Birgit Berndt

LOTSENGOLD


Скачать книгу

      Das Vibrieren ihres Handys brachte Frauke in die Gegenwart zurück. Sie angelte es aus der Anoraktasche, wischte über das Display und versuchte zu erkennen, wer sie anrief. Verschwommen erkannte sie Falk's Namen. Klar, er wollte sicher wissen, wo sie blieb. Sie drückte den Anruf einfach weg. Ich bin ja sowieso gleich da, dachte sie bei sich, schlängelte sich durch den Schilfgürtel und betrat die Insel. Einem Impuls folgend wäre sie sogar jetzt noch am liebsten umgekehrt, ein unbestimmtes Gefühl im Bauch signalisierte ihr, 'kehr um', aber es war zu spät, Falk und Gesche hatten sie bereits entdeckt. Betont forsch betrat sie die Lichtung, wo die beiden ungeduldig auf sie warteten.

      „Ah, da bist du ja endlich,“ empfing Falk sie unwirsch, „hat lange genug gedauert. Wir warten schon eine Ewigkeit und sind beinahe erfroren.“

      „Nun übertreib' mal nicht, es sind gerade mal zehn Minuten über der Zeit.“

      „Ja,“ das war Gesches Stimme, „bei dieser klirrenden Kälte kommt einem das wie zehn Stunden vor. Schließlich stehen wir nur blödsinnig in der Gegend rum.“

      Vorwurfsvoll sah sie Frauke an und schlug demonstrativ ihre Arme über Kreuz um den Körper, um sich zu wärmen. Frauke machte auf zerknirscht, „tut mir leid, aber jetzt bin ich ja da.
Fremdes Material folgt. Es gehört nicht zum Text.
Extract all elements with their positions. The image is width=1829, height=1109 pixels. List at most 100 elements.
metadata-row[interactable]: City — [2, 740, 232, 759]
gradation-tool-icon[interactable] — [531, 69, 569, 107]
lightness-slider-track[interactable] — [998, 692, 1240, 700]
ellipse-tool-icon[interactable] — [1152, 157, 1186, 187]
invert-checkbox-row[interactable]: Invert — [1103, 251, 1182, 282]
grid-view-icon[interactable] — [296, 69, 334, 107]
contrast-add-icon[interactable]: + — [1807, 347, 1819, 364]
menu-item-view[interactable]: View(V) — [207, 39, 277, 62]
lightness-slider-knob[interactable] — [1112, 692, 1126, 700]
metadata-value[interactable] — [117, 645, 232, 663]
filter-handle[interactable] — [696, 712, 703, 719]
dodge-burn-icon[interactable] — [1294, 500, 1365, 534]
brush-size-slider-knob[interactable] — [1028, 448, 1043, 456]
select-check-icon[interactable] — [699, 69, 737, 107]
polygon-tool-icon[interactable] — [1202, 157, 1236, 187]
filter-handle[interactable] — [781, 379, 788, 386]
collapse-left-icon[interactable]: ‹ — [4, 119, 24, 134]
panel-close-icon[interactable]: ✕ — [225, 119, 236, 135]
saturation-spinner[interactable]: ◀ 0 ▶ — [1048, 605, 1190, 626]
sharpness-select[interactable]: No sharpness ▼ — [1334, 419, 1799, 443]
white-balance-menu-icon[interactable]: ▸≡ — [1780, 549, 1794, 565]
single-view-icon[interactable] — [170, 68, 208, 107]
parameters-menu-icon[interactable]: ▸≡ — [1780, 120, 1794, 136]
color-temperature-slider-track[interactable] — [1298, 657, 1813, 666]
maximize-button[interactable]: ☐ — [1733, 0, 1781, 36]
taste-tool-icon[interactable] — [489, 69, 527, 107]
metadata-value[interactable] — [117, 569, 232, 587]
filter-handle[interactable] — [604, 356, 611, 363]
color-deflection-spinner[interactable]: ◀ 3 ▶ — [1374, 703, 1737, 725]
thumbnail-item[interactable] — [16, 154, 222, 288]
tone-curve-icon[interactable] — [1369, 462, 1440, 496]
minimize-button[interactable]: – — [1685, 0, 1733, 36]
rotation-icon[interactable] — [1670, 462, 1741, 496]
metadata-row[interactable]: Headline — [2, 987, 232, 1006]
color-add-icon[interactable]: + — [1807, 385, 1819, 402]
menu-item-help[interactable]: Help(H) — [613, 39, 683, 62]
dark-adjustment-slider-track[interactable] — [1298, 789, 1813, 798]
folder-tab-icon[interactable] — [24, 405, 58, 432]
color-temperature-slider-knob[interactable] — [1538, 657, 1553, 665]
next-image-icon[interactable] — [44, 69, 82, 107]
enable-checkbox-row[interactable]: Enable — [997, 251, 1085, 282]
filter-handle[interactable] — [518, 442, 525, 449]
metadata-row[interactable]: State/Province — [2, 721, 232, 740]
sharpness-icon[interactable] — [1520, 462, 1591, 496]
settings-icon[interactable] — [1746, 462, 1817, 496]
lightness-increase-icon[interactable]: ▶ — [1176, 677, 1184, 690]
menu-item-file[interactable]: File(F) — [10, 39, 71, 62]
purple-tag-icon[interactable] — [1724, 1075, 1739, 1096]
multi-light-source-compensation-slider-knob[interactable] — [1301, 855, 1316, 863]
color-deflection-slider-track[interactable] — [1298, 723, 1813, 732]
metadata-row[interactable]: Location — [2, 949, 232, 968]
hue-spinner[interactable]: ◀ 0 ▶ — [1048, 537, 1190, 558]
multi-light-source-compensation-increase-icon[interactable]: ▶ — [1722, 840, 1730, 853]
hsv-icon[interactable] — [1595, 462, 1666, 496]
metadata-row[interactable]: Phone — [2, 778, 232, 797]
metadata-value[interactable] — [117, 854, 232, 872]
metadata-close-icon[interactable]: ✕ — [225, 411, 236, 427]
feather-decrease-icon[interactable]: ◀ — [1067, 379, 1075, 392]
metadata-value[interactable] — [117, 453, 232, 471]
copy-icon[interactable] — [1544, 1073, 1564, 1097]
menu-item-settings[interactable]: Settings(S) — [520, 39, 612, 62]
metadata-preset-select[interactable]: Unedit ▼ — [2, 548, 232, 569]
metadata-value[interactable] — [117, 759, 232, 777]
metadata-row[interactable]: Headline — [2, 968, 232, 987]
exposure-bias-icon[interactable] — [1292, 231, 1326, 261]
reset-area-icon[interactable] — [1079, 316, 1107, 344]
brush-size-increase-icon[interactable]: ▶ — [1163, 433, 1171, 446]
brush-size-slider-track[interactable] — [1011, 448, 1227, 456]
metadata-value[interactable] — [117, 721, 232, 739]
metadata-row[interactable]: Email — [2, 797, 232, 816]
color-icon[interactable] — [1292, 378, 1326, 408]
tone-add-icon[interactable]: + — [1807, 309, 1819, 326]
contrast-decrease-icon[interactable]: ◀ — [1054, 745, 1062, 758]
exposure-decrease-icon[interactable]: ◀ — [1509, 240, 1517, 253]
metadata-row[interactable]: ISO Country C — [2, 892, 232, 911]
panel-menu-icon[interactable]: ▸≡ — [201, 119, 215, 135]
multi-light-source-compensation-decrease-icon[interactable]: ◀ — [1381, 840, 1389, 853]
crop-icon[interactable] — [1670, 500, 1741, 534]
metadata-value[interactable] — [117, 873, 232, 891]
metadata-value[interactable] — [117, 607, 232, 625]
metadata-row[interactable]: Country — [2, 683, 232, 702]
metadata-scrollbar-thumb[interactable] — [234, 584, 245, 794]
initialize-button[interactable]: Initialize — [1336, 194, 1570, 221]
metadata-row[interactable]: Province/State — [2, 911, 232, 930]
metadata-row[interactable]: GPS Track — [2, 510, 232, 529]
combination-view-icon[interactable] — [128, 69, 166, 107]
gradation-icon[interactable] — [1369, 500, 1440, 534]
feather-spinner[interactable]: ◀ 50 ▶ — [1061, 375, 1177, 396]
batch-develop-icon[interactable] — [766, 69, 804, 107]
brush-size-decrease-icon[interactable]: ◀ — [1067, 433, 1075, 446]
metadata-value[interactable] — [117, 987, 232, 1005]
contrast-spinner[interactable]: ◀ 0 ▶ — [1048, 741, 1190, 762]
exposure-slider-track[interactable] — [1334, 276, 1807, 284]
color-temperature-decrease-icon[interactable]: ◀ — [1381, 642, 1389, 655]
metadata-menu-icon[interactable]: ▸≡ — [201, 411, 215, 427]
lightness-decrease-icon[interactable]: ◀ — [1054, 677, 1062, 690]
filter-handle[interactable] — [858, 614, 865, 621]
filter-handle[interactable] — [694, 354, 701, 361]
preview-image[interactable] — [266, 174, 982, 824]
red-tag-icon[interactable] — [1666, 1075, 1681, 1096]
Was gibt es denn nun so Aufregendes?“

      „Das“, antwortete Falk, während er auf ein ihm zu Füßen liegendes, verrostetes und verwittertes Etwas zeigte, das mit viel Mühe als eine Blechkiste zu identifizieren war.

      „Wir haben sie schon mal aus dem hohlen Baum geholt, als du noch auf dem Weg warst,“ sagte Gesche und nickte zustimmend. Frauke verstand den Vorwurf, ging jedoch nicht darauf ein.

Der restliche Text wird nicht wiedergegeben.